Interview geführt von

Am vergangenen Freitag ist "Hai-Alarm am Müggelsee" in den Kinos angelaufen. Wir trafen den Regisseur Leander Haußmann ("Sonnenallee") und seinen neuen Partner Sven Regener zum Interview.Ein Treffen zum Interview mit Element Of Crime-Sänger und Autor Sven Regener? Aber immer doch, da gibt es viel zu besprechen: Wie es weitergeht mit Element Of Crime, welche Buchprojekte anstehen oder wie sehr ihn die Kostenlosmentalität im Konsum von Kulturgütern über das Internet nervt.

Um all das soll es an diesem Nachmittag in einer Villa in Berlin-Charlottenburg, in der die Produktionsfirma "X Filme" ihren Firmensitz hat aber nicht gehen, sondern um den von Regener gemeinsam mit Leander Haußmann geschriebenen und produzierten Film "Hai-Alarm am Müggelsee", wie auch in der Einladung noch einmal deutlich betont wird. Sven Regener gibt es jetzt also auch als Filmproduzent.

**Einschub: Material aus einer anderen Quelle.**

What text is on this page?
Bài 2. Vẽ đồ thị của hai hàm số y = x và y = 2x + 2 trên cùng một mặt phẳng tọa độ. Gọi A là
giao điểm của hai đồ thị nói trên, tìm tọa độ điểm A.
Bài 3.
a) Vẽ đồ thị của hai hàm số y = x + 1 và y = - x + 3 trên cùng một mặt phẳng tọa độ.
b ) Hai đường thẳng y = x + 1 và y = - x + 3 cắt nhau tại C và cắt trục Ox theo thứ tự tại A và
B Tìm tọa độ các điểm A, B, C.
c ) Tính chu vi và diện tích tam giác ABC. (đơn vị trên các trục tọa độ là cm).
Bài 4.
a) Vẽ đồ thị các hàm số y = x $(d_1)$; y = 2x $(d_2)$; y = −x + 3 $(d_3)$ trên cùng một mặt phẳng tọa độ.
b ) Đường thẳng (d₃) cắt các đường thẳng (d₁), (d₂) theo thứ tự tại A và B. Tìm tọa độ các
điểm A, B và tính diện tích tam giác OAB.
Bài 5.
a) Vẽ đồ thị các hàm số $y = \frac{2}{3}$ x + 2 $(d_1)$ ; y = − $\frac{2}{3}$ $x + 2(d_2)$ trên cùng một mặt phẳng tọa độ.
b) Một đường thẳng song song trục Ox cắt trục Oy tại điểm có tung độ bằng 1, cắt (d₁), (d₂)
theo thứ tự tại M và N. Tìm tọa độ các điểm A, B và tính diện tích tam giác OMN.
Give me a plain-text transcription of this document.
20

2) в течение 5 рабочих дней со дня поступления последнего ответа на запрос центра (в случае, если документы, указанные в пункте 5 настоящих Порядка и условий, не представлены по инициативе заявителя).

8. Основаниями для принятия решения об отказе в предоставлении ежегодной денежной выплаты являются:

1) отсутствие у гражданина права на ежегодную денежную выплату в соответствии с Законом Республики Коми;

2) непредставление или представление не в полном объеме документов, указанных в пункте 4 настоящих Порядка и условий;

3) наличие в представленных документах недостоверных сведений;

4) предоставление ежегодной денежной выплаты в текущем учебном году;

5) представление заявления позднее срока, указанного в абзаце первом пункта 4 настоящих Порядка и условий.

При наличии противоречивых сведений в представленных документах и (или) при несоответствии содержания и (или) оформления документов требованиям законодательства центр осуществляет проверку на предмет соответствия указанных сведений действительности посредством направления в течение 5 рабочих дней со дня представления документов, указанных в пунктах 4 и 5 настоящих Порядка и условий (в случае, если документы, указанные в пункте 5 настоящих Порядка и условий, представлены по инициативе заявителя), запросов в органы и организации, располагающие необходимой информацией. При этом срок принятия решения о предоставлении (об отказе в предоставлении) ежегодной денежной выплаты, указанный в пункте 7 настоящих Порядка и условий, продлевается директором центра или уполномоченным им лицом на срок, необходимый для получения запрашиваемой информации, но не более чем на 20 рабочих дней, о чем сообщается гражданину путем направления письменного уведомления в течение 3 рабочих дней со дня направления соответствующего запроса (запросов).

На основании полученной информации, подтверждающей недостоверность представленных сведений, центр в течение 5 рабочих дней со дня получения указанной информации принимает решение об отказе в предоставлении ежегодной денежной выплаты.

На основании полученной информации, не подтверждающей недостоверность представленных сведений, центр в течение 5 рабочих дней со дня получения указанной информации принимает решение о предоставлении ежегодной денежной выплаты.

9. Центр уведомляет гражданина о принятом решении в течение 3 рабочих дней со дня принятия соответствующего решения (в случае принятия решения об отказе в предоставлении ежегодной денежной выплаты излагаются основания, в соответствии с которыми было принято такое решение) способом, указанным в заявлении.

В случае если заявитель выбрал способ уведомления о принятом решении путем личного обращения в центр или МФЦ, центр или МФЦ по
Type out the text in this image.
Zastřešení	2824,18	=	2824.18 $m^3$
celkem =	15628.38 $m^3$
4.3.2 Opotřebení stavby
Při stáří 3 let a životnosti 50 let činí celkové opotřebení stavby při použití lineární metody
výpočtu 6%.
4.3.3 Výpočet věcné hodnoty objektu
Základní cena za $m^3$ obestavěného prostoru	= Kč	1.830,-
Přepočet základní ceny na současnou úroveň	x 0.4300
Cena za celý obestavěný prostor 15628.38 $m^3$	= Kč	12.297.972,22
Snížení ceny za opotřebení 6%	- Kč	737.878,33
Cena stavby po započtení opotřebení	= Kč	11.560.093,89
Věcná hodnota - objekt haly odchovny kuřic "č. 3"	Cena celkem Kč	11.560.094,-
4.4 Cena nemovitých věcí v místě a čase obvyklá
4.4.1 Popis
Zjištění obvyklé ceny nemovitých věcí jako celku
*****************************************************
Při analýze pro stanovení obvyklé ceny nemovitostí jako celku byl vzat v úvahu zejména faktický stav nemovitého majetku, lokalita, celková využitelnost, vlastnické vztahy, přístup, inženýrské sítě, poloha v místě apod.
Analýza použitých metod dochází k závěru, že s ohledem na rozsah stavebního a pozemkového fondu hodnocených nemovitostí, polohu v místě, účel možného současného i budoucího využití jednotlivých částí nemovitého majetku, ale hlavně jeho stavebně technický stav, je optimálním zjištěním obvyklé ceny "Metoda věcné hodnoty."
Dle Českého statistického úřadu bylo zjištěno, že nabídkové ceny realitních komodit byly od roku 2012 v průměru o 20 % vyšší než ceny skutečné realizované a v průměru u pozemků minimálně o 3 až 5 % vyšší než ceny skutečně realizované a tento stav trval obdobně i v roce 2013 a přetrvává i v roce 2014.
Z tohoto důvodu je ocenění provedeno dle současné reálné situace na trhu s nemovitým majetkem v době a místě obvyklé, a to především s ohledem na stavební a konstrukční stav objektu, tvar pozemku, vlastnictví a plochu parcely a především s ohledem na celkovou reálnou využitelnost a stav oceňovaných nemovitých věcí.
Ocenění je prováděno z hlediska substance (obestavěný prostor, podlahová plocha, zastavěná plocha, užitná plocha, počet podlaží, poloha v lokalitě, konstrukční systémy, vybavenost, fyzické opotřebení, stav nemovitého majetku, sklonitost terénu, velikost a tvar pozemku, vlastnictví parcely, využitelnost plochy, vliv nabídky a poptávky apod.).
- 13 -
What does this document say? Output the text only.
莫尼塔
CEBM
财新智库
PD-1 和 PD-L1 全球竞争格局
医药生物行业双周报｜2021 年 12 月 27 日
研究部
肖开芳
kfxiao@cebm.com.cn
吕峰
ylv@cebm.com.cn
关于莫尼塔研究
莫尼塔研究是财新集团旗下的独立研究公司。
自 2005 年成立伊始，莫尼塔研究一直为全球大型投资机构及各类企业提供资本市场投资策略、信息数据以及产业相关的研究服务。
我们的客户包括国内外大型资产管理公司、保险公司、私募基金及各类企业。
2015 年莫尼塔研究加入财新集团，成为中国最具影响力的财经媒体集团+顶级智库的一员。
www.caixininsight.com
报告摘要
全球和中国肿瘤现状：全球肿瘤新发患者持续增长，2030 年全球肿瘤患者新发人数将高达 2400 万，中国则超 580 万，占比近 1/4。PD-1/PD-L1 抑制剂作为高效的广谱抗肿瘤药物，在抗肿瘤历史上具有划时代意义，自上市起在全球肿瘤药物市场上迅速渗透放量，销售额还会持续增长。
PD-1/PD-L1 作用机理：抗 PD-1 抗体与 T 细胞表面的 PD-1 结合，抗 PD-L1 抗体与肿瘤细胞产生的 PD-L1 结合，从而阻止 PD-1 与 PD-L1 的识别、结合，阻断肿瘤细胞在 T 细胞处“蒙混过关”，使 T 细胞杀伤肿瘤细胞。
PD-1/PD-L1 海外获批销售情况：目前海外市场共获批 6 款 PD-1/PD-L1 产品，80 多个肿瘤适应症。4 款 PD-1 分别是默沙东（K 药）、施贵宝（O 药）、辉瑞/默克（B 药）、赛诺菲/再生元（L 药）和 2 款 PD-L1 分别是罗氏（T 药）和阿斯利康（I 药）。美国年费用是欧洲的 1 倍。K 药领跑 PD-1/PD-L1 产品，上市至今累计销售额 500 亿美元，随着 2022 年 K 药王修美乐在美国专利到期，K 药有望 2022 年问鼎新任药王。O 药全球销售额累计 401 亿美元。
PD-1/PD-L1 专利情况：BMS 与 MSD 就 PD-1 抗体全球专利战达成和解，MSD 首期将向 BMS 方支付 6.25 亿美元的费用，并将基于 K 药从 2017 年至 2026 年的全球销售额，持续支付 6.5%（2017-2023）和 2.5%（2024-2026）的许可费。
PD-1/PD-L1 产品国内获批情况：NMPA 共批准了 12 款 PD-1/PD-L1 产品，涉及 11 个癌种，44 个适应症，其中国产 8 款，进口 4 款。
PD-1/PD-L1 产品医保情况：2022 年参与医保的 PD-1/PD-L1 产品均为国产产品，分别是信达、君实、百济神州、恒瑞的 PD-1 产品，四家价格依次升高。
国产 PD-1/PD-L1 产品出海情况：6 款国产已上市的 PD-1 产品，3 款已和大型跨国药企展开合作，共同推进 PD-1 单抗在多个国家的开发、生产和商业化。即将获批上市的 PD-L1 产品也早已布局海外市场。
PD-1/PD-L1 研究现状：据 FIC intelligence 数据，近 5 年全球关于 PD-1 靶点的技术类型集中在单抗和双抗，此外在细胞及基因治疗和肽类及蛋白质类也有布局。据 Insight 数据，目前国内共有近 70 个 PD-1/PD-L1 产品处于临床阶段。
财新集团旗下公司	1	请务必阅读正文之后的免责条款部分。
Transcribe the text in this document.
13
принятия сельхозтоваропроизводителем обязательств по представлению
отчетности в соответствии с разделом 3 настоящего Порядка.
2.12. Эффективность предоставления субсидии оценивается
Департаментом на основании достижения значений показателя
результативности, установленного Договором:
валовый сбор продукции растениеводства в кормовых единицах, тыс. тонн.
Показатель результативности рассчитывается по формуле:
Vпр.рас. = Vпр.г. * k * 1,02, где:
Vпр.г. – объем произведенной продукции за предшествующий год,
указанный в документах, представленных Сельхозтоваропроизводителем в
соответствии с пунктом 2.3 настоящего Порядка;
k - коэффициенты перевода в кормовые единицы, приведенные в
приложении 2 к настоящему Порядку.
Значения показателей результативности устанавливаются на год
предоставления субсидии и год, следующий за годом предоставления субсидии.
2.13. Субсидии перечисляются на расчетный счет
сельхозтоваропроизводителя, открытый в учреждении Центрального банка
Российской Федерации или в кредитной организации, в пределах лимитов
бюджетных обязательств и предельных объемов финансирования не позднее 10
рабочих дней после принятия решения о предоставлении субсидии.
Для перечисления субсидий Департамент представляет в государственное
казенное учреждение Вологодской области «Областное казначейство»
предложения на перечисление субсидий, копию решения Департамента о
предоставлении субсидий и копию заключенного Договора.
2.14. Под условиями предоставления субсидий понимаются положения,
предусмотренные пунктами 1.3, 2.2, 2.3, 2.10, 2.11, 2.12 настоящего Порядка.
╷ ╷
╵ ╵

Der Film über einen angeblichen Hai, der im größten Berliner Badesee Hände abbeißt und die drumherum lebenden Menschen zum Ergreifen ungewöhnlicher Gegenmaßnahmen veranlasst, ist ein ziemlicher Klamauk, aber auch ein wider Erwarten großer Spaß. Nach der Vorführung traf sich laut.de zum Doppelinterview mit den Herren Regener und Haußmann, um mal ganz ernsthaft über diesen Film zu reden. Dabei muss zunächst die Frage der Fragen geklärt: Hai oder nicht Hai?

Dieser kleine Fisch, der zu Beginn in einer Rückblende schwimmend im Wasserglas gezeigt und später als ausgewachsener Hai in Friedrichshagen für Unruhe sorgen wird: Ist das tatsächlich ein echter kleiner Hai?

Haußmann: Endlich eine Frage, die ich nicht sofort beantworten kann.

Regener: Jein. Er wird unter die Zierhaie gefasst, aber eigentlich ist er mit den richtigen Haien nicht verwandt. Die sehen nur ein bisschen so aus und werden bei den Zierfischfreaks, also den Aquarianern, als Hai-Ersatz gehandelt. So hat uns das jedenfalls die Bühnenbildnerin gesagt.

Haußmann: Ja, so hat sie uns das verkauft. Wahrscheinlich hat sie uns reingelegt.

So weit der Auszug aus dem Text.